A device for control of the flow of secondary fluid around the outside surfaces of heat exchanger tubes and management of the deposition of sludge on the tube sheet of such a heat exchanger is disclosed by U.S. Pat. No. 4,704,994 entitled "Flow Boosting And Sludge Managing System For Steam Generator Tube Sheet" issued Nov. 10, 1987 in the name of Min-Hsiung Hu et al. and assigned to the Westinghouse Electric Corporation. This patent discloses a baffle plate provided to reduce vertical flow velocity, thereby tending to increase the flow velocity radially inwardly along the tube sheet. This patent also discloses a flow booster provided to enhance the flow of feedwater radially inwardly along the tube sheet. In addition, this patent discloses a central recess formed in a central region of the upper surface of the tube sheet. Moreover, the Hu et al. patent states that a blowdown pipe may be provided just above the tube sheet along an untubed center tube lane. Although the Hu et al. patent states that a central recess and a blowdown pipe may be provided for sludge management, the Hu et al. patent does not appear to disclose blowdown means having an intake orifice disposed in the recess for driving sludge from the recess and for efficiently removing the sludge from the steam generator.
A mud drum for collecting concentrated solids from the recirculating carry-over water within a nuclear steam generator is disclosed by U.S. Pat. No. 4,303,043 entitled "Sludge Collection System For a Nuclear Steam Generator" issued Dec. 1, 1981 in the name of Arnold H. Redding and assigned to the Westinghouse Electric Corporation. The Redding device provides a settling chamber or sludge collection chamber which is interposed between the recirculating carry-over water and the incoming feedwater, to intercept the recirculating water and retain at least a portion thereof in a substantially stagnant condition to permit the highly concentrated entrained solids to be deposited within the chamber. Moreover, this patent discloses that a blowdown pipe extends from the chamber to exteriorly of the heat exchanger to permit occasional or continuous discharge of the collected solids from the chamber. Although the Redding patent discloses a settling chamber and a blowdown pipe, this patent does not appear to disclose a settling chamber located on the tube sheet for collecting sludge settling on the tube sheet.

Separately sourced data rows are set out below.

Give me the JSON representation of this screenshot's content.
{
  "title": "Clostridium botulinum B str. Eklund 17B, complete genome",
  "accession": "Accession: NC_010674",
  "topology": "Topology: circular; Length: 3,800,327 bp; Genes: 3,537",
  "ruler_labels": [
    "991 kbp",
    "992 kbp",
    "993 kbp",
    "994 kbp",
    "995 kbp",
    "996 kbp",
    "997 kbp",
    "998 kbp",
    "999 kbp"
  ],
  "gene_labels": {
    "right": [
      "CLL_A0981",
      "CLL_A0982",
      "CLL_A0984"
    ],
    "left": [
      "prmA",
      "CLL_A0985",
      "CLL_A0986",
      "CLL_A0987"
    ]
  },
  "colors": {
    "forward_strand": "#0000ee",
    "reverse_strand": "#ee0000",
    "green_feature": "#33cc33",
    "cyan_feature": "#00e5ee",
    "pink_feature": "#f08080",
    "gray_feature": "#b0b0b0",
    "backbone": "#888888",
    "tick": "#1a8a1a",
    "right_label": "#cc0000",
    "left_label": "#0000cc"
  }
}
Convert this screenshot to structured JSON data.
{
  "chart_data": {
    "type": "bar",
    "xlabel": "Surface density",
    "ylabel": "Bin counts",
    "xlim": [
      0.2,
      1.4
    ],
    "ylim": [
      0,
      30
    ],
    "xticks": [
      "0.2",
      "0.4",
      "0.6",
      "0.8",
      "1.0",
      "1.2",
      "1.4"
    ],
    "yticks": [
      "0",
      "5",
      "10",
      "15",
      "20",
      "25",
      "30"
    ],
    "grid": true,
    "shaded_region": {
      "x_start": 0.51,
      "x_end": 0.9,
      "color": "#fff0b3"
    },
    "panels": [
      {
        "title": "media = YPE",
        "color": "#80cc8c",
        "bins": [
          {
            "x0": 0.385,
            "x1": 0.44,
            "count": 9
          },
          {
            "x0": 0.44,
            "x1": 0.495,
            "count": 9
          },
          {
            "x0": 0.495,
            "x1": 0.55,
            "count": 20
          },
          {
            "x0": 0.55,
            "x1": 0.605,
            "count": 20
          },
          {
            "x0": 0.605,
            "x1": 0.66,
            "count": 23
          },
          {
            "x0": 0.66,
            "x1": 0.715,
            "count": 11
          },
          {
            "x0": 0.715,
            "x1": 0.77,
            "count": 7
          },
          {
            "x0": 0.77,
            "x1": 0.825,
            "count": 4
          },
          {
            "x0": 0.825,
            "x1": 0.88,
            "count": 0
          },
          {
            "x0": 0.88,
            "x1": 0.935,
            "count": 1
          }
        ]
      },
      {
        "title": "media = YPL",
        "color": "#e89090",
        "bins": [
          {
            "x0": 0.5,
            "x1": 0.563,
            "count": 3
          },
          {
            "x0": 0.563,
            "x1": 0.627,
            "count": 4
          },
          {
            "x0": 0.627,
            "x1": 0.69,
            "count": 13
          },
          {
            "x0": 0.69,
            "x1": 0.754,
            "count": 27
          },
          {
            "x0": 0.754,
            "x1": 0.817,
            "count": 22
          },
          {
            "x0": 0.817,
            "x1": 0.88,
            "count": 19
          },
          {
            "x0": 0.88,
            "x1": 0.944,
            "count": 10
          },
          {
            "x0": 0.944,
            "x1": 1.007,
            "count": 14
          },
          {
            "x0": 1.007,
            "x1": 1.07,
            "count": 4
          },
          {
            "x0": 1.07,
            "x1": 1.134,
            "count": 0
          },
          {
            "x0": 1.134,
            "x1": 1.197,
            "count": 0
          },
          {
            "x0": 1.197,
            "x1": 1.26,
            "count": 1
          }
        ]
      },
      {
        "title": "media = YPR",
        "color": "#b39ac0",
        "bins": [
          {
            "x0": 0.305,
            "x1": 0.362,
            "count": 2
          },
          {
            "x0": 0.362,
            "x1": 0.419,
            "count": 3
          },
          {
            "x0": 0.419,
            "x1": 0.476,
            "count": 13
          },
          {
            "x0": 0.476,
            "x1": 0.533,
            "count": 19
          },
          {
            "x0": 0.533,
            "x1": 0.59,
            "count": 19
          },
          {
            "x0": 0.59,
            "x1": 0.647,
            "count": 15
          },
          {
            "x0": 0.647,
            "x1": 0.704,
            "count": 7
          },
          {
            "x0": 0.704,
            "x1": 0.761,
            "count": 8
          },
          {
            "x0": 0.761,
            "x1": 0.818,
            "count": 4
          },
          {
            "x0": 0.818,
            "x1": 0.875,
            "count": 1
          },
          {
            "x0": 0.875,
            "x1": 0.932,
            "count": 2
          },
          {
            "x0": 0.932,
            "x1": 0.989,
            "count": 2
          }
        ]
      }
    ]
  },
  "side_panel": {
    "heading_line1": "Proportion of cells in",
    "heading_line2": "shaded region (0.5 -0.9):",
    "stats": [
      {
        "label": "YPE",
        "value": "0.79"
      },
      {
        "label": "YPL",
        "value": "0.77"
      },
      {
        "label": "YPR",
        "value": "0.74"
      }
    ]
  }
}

Therefore, although the patents recited herein-above disclose devices for controlling sludge buildup in a nuclear steam generator, these patents do not appear to disclose separating means located on the tube sheet for separating the sludge from sludge-bearing fluid flowing in the steam generator, blowdown means having an intake orifice disposed in the sludge separating means for removing the sludge separated from the sludge-bearing fluid, in combination with flow means disposed adjacent the separating means for directing the flow of the sludge-bearing fluid toward the separating means.
Consequently, what is needed is a system for removing sludge from sludge-bearing fluid flowing in a nuclear steam generator so that the sludge is not present therein in sufficient quantities to corrosively attack components located in the steam generator.